Dördüncü ciltte İstanbul’dan Van’a kadar yol üzerindeki bütün şehir ve kasabalar; Malatya, Diyarbakır, Mardin, Sincar, Bitlis, Ahlat. Evliya Çelebi’nin elçi olarak İran’a gidişi, beşinci ciltte ise Trakya bölgesinden bahsediyor; Varna, Gelibolu, Belgrad, Üsküp, Sofya hakkında yazılar görüyoruz.

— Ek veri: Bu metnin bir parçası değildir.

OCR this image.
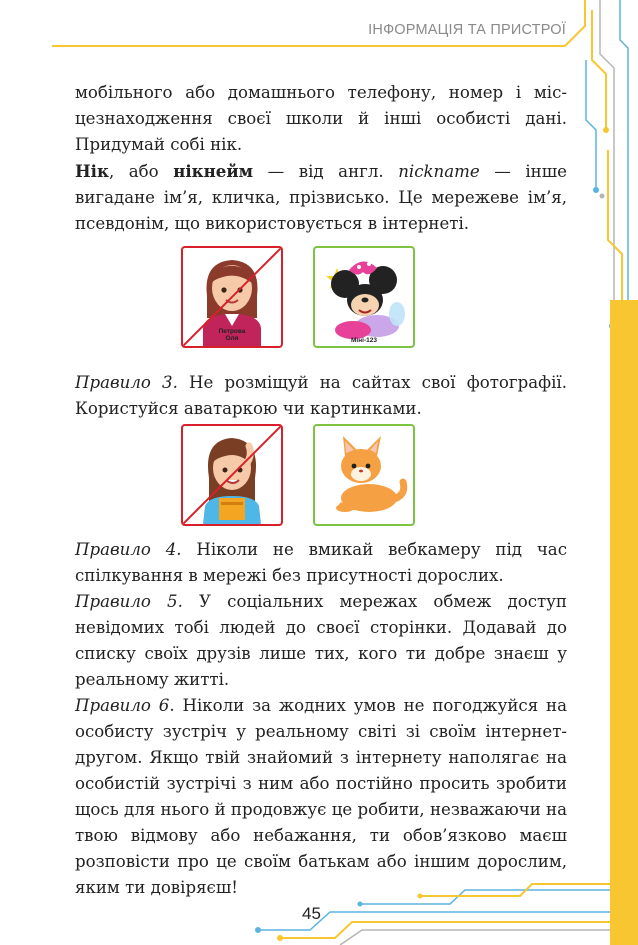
ІНФОРМАЦІЯ ТА ПРИСТРОЇ

мобільного або домашнього телефону, номер і місцезнаходження своєї школи й інші особисті дані. Придумай собі нік.

Нік, або нікнейм — від англ. nickname — інше вигадане ім’я, кличка, прізвисько. Це мережеве ім’я, псевдонім, що використовується в інтернеті.

Петрова
Оля	Міні-123

Правило 3. Не розміщуй на сайтах свої фотографії. Користуйся аватаркою чи картинками.

Правило 4. Ніколи не вмикай вебкамеру під час спілкування в мережі без присутності дорослих.

Правило 5. У соціальних мережах обмеж доступ невідомих тобі людей до своєї сторінки. Додавай до списку своїх друзів лише тих, кого ти добре знаєш у реальному житті.

Правило 6. Ніколи за жодних умов не погоджуйся на особисту зустріч у реальному світі зі своїм інтернет-другом. Якщо твій знайомий з інтернету наполягає на особистій зустрічі з ним або постійно просить зробити щось для нього й продовжує це робити, незважаючи на твою відмову або небажання, ти обов’язково маєш розповісти про це своїм батькам або іншим дорослим, яким ти довіряєш!

45
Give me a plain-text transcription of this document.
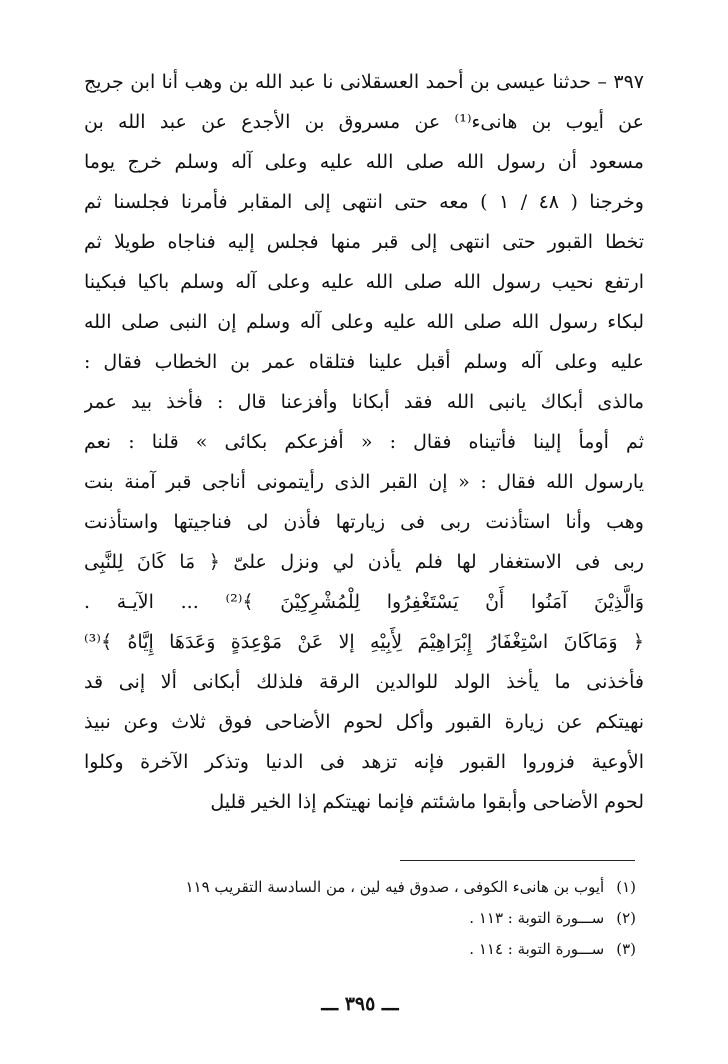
٣٩٧ – حدثنا عيسى بن أحمد العسقلانى نا عبد الله بن وهب أنا ابن جريج
عن أيوب بن هانىء⁽¹⁾ عن مسروق بن الأجدع عن عبد الله بن
مسعود أن رسول الله صلى الله عليه وعلى آله وسلم خرج يوما
وخرجنا ( ٤٨ / ١ ) معه حتى انتهى إلى المقابر فأمرنا فجلسنا ثم
تخطا القبور حتى انتهى إلى قبر منها فجلس إليه فناجاه طويلا ثم
ارتفع نحيب رسول الله صلى الله عليه وعلى آله وسلم باكيا فبكينا
لبكاء رسول الله صلى الله عليه وعلى آله وسلم إن النبى صلى الله
عليه وعلى آله وسلم أقبل علينا فتلقاه عمر بن الخطاب فقال :
مالذى أبكاك يانبى الله فقد أبكانا وأفزعنا قال : فأخذ بيد عمر
ثم أومأ إلينا فأتيناه فقال : « أفزعكم بكائى » قلنا : نعم
يارسول الله فقال : « إن القبر الذى رأيتمونى أناجى قبر آمنة بنت
وهب وأنا استأذنت ربى فى زيارتها فأذن لى فناجيتها واستأذنت
ربى فى الاستغفار لها فلم يأذن لي ونزل علىّ ﴿ مَا كَانَ لِلنَّبِى
وَالَّذِيْنَ آمَنُوا أَنْ يَسْتَغْفِرُوا لِلْمُشْرِكِيْنَ ﴾⁽²⁾ ... الآيـة .
﴿ وَمَاكَانَ اسْتِغْفَارُ إِبْرَاهِيْمَ لِأَبِيْهِ إلا عَنْ مَوْعِدَةٍ وَعَدَهَا إِيَّاهُ ﴾⁽³⁾
فأخذنى ما يأخذ الولد للوالدين الرقة فلذلك أبكانى ألا إنى قد
نهيتكم عن زيارة القبور وأكل لحوم الأضاحى فوق ثلاث وعن نبيذ
الأوعية فزوروا القبور فإنه تزهد فى الدنيا وتذكر الآخرة وكلوا
لحوم الأضاحى وأبقوا ماشئتم فإنما نهيتكم إذا الخير قليل
(١)أيوب بن هانىء الكوفى ، صدوق فيه لين ، من السادسة التقريب ١١٩
(٢)ســـورة التوبة : ١١٣ .
(٣)ســـورة التوبة : ١١٤ .
ـــ ٣٩٥ ـــ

ALTINCI CİLT: BİRİNCİ DERECEDEN TARİHİ KAYNAKLAR

Altıncı ciltte Avrupa’ya açılan Çelebi başta Almanya ve Macaristan olmak üzere birçok ülkeden şehir notlarına şahit oluyoruz; Transilvanya seferi, Arnavutluk’a gidiş, Macar seferi, , Almanya, Hersek’e gönderilmesi, Ragusa seyahati, Karadağ seferi, Kanije seferi, Flemenk’e ve Baltık Denizi’ne kadar gitmesi anlatılıyor. Evliya Çelebi zamanında mevcut olup da bugün bulunmayan köyler, kasabalar, camiler, mezarlar hakkındaki satırları birinci derecede kaynak değerini taşıyor.

KIRIM, GİRİT, SELANİK…

Yedinci cildi Avusturya, Kırım, Dağıstan, Viyana, Budapeşte gibi ülkeler seyrediyor. Sekizinci cilde baktığımızda Çelebi, Yunanistan üzerinden Arnavutluk ve Manastır, Kırım, Girit, Selanik, Rumeli gibi yerleri ziyaret ediyor.

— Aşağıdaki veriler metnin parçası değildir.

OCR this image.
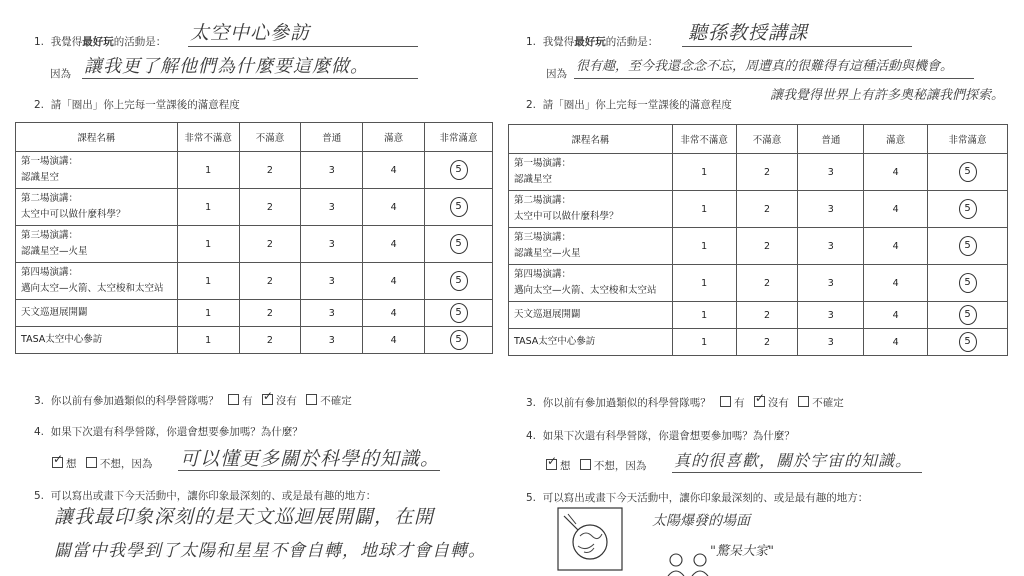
1. 我覺得最好玩的活動是： 太空中心參訪
因為 讓我更了解他們為什麼要這麼做。
2. 請「圈出」你上完每一堂課後的滿意程度
課程名稱	非常不滿意	不滿意	普通	滿意	非常滿意

第一場演講：
認識星空	1	2	3	4	5

第二場演講：
太空中可以做什麼科學？	1	2	3	4	5

第三場演講：
認識星空—火星	1	2	3	4	5

第四場演講：
邁向太空—火箭、太空梭和太空站	1	2	3	4	5
天文巡迴展開闢	1	2	3	4	5
TASA太空中心參訪	1	2	3	4	5
3. 你以前有參加過類似的科學營隊嗎？ 有 ✓ 沒有 不確定
4. 如果下次還有科學營隊，你還會想要參加嗎？為什麼？
✓想 不想，因為 可以懂更多關於科學的知識。
5. 可以寫出或畫下今天活動中，讓你印象最深刻的、或是最有趣的地方：
讓我最印象深刻的是天文巡迴展開闢，在開
闢當中我學到了太陽和星星不會自轉，地球才會自轉。
1. 我覺得最好玩的活動是： 聽孫教授講課
因為 很有趣，至今我還念念不忘，周遭真的很難得有這種活動與機會。
2. 請「圈出」你上完每一堂課後的滿意程度
讓我覺得世界上有許多奧秘讓我們探索。
課程名稱	非常不滿意	不滿意	普通	滿意	非常滿意

第一場演講：
認識星空	1	2	3	4	5

第二場演講：
太空中可以做什麼科學？	1	2	3	4	5

第三場演講：
認識星空—火星	1	2	3	4	5

第四場演講：
邁向太空—火箭、太空梭和太空站	1	2	3	4	5
天文巡迴展開闢	1	2	3	4	5
TASA太空中心參訪	1	2	3	4	5
3. 你以前有參加過類似的科學營隊嗎？ 有 ✓ 沒有 不確定
4. 如果下次還有科學營隊，你還會想要參加嗎？為什麼？
✓想 不想，因為 真的很喜歡，關於宇宙的知識。
5. 可以寫出或畫下今天活動中，讓你印象最深刻的、或是最有趣的地方：
太陽爆發的場面
"驚呆大家"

DOKUZUNCU CİLT: EGE VE AKDENİZ KIYILARI

Dokuzuncu ciltte Ege ve Akdeniz kıyılarını (Kütahya, Afyon, Manisa, İzmir, Sakız Adası, Kuşadası, Aydın, Amasya, Tire, Denizli, Muğla, Bodrum, Ege adaları, Isparta, Antalya, Alanya, Karaman, Silifke, Tarsus, Adana, Maraş, Antep, Kilis, Urfa, Rakka, Halep, Lazkiye, Şam, Beyrut, Sayda, Safed, Nablus, Kudüs, Medine, Mekke) benzersiz bir şekilde işleyen Çelebi, ülkemize bizi tekrardan hayran bırakıyor. Son cildinde Mısır’a doğru yola koyulan gezgin Evliya, seyahatinin biteceğinden habersiz, son satırlarını bize aktarıyor.

SON SEFER MISIR’A

Mısır ve Sudan seferlerinde son bulan seyahati sonucu kalemi bırakıyor. Çelebi’nin gezmek için gittiği son yer Mısır oldu ve 1682 yılından sonra vefat etti. Evliya Çelebi’nin ne zaman öldüğü, nerede gömülü olduğu tam olarak bilinmiyor. Evliya Çelebi hayatı boyunca hiç evlenmedi. Tam anlamıyla 50 yıl boyunca hayatını gezip, görmeye adayan Çelebi’nin seyahat notları, bizlere aktardığı bilgilerin her satırı, birer altın değerinde. Evliya Çelebi gezdiği yerlerde gördüklerini, duyduklarını yalnız aktarmakla kalmamış, onlara kendi yorumlarını, düşüncelerini de katarak gezi yazısına yeni bir içerik kazandırmıştı.